Raramente un esponente di primo piano italiano si è mostrato così duro in un summit internazionale. E i primi effetti si sono visti subito. Dalla Camera dei Comuni di Londra, Cameron sosteneva che “la Gran Bretagna vuole passare il comando alla Nato”, mentre il vacanziero Obama affermava che “l’Alleanza Atlantica sarà presto coinvolta”.

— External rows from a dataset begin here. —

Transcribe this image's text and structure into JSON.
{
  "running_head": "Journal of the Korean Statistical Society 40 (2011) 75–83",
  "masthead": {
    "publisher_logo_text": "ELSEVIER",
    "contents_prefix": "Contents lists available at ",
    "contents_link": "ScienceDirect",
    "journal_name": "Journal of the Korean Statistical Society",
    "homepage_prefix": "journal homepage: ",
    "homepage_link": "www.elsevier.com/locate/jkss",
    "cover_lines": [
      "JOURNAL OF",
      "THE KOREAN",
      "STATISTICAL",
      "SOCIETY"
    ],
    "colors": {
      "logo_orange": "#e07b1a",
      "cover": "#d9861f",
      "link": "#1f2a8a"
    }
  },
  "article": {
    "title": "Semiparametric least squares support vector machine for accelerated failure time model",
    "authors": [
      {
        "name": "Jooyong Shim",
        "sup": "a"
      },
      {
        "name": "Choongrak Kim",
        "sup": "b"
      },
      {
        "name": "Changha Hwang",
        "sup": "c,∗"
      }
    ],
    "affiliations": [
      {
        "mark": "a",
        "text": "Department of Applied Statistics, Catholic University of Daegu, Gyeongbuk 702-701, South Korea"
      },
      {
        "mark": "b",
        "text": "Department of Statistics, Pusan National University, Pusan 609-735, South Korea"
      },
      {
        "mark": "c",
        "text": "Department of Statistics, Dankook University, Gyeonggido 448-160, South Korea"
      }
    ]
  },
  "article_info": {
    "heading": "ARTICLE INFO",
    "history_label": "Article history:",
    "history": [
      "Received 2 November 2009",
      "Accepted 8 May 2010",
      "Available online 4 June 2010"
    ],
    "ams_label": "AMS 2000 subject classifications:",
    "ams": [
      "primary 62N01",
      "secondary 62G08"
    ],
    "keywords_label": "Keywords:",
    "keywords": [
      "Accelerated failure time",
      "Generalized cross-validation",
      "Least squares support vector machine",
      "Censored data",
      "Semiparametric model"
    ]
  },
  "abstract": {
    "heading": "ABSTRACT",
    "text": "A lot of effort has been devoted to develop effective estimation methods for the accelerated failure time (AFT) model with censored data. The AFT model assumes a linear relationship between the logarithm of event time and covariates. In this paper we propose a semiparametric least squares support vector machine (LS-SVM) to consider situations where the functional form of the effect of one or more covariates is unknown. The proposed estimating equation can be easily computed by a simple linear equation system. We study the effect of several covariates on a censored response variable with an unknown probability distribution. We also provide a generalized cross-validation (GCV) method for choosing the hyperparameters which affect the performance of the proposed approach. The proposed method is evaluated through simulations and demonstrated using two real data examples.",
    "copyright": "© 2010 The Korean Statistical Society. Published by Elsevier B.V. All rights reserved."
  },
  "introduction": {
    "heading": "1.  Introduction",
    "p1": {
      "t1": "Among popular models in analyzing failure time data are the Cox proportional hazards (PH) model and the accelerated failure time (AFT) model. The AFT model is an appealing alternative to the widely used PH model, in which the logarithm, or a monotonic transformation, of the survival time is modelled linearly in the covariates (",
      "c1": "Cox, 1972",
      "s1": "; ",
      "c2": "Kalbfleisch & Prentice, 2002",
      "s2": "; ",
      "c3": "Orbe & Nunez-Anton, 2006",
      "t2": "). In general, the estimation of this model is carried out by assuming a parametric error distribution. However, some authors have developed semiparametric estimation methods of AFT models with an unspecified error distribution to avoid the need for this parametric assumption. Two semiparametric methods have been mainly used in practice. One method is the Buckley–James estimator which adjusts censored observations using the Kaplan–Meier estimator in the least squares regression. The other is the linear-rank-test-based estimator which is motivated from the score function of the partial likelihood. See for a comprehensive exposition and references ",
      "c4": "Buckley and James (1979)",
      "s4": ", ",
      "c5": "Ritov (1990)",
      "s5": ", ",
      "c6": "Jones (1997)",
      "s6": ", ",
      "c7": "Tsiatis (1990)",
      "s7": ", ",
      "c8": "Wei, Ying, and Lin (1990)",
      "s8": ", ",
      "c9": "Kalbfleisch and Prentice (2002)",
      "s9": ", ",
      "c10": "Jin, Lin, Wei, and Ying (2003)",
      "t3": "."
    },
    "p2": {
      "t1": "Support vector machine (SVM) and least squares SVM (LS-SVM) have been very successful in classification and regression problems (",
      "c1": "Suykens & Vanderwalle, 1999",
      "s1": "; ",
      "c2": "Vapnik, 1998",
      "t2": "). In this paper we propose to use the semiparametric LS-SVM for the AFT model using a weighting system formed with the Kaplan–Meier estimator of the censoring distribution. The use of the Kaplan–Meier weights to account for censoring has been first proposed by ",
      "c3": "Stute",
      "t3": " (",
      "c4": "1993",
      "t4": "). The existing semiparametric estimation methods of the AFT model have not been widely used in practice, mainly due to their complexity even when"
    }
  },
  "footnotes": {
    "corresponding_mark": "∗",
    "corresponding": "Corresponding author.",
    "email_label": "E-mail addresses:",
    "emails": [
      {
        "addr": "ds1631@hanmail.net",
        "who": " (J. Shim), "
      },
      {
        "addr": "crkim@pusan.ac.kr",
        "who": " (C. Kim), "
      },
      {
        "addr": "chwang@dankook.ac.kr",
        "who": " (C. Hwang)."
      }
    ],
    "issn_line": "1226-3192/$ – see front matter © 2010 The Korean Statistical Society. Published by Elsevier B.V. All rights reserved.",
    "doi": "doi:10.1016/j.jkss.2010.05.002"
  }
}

L’Italia è stata in qualche modo costretta ad entrare in questa sciagurata guerra. Costretta da una risoluzione Onu e dalla sua vicinanza alle coste libiche. Un’Italia colta in contropiede, convinta con ogni probabilità che la Russia avrebbe posto il veto su ogni documento che prevedesse un attacco su Tripoli. Non è andata così, ed in un paio di giorni ci siamo ritrovati malvolentieri a contribuire ai raid sul serbatoio privilegiato di gas e petrolio per il nostro Paese. Un controsenso, una pazzia. Ma non si poteva fare altro.

Il rischio di veder andare in fumo i nostri affari e le nostre commissioni in Libia era altissimo nel caso di cacciata di Gheddafi da parte del tandem anglo-francese. Non avremmo potuto più mettere becco, non ne avremmo avuto alcun diritto. “Meglio poco che niente”, sussurravano anonimi diplomatici alla Farnesina. Sostanzialmente, una volta sferrato l’attacco, sarebbe stato difficile per noi rimanerne fuori.

E così, dopo i primi giorni di sbandamento, stiamo reimpostando la rotta, facendo capire anche a Sarkozy che l’Italia è uno Stato sovrano e che nessuno, neppure lui, può permettersi di fare il bello ed il cattivo gioco con noi. Siamo ancora in tempo per dire la nostra in questa partita. Non facciamoci sfuggire l’occasione.